***
This is a fake biography. It is purely satirical and devoid of truth. Any names, places, events, etc. discussed in the following biography are not real and are purely coincidental to and have no connection whatsoever to any names, places, events, etc. that may exist in the real world.***
On the morning of September 12, 1978, in the Scottish harbor town of Portree on the Isle of Skye, Troy MacClure paced nervously up and down the hallways of Portree General Hospital. Hours earlier, his wife Selma had gone into labor with the couple's first child. He prayed to St. Andrew for a boy to carry on the tradition of his forefathers, who fought alongside Robert the Bruce at the Battle of Bannockburn, in the Year of our Lord, Thirteen Fourteen. A 1995 account of the battle had this to say: "Patriots of Scotland -- starving and outnumbered -- charged the fields of Bannockburn. They fought like warrior poets; they fought like Scotsmen, and won their freedom." Troy's prayers were answered when, at 1:14pm, Selma gave birth to a boy, who they named Adam Inverness Wallace MacClure.

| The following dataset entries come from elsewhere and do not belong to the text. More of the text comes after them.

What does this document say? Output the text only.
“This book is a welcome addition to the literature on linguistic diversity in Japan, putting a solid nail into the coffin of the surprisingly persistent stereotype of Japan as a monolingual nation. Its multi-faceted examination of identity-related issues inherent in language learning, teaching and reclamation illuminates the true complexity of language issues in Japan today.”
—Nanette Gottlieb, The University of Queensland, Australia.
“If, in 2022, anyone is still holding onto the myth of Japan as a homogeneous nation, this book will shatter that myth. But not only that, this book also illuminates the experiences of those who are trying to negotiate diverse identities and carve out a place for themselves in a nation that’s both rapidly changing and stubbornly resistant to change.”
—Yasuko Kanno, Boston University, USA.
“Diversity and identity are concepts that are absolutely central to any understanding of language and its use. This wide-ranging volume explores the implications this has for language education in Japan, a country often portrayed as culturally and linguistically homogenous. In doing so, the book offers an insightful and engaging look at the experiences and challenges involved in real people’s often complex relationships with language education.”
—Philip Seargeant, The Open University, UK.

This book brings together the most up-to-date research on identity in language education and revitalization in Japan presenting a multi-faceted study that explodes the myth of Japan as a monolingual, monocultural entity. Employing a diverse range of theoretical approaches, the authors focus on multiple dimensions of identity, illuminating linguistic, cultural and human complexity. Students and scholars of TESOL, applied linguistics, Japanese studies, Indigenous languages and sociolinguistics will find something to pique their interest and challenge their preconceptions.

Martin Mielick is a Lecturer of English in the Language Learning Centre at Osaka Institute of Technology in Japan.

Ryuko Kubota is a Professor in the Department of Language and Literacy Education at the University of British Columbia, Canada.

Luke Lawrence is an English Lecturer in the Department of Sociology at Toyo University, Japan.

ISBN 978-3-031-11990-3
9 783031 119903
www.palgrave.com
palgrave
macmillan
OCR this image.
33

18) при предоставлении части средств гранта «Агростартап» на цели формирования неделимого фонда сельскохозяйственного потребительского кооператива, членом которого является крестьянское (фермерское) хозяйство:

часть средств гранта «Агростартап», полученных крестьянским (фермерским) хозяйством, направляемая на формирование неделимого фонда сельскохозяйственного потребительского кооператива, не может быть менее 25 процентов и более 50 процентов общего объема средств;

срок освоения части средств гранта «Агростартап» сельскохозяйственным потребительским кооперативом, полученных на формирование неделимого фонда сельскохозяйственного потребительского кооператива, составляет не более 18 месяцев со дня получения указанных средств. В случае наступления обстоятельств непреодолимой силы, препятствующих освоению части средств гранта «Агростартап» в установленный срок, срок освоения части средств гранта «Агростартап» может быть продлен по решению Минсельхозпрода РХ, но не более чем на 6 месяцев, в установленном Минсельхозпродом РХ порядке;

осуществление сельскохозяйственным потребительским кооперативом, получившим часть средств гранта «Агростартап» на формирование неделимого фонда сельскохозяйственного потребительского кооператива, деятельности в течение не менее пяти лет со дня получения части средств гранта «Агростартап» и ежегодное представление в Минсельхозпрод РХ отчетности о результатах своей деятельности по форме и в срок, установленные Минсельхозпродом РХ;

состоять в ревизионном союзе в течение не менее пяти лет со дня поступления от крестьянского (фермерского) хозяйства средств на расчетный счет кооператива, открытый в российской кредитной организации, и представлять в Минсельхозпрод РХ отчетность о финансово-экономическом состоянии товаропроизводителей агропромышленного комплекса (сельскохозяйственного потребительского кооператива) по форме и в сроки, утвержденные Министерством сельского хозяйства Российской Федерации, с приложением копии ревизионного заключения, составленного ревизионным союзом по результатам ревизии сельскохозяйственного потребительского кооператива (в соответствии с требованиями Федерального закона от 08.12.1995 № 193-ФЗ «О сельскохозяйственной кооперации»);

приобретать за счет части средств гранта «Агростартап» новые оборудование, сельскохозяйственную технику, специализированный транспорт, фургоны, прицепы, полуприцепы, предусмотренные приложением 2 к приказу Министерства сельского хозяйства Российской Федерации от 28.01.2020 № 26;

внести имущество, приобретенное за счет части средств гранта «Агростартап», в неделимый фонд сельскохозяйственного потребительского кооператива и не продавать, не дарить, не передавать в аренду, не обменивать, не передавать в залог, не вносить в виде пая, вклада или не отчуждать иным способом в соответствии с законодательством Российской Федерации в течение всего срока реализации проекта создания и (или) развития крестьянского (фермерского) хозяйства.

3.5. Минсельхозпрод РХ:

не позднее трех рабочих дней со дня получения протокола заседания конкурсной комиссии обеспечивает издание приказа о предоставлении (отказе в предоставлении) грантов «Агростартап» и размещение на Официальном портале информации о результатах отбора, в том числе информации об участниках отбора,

Much to the chagrin of their neighbors, they had been trying to conceive a child since their traditional Scottish wedding in June 1976. Both Troy and Selma had grown up on the Isle of Skye. Troy's ancestors had remained in Scotland, unlike many, who emigrated to Ireland in the 16th and 17th Centuries. While Troy and his distant kin across the Sea of the Hebrides may no longer have shared a country, they certainly shared a deep-seeded hatred of the English.
During the day, Troy worked as a distillation assistant at the Talisker Distillery in nearby Carbost, a little less than a half-hour from Portree. At night, he headed of the Scotch-running operations of the small, but surprisingly angry,
MacLeod arm of the Scottish mafia (known colloquially as "The Dunvegans"), ruled with an iron fist from Castle Dunvegan (also on the Isle of Skye). Selma was a seamstress by day, and at night, she too was involved with The Dunvegans as the lead educator for the children of Dunvegans. She taught the children to embrace their Scottish heritage and to become militant and vigilant in their hatred of the English.
Growing up in such an environment, Adam indeed embraced his Scottishness. At three, he asked Troy and Selma for their permission to have "Hold Fast" (the motto of Clan MacLeod) tattooed across his knuckles. Touched, they allowed it. At age four, Adam was in his first football brawl, shattering a beer bottle over an opposing player's head after a game. He religiously followed his favorite team, Aberdeen, each year as they marched toward the Scottish Cup.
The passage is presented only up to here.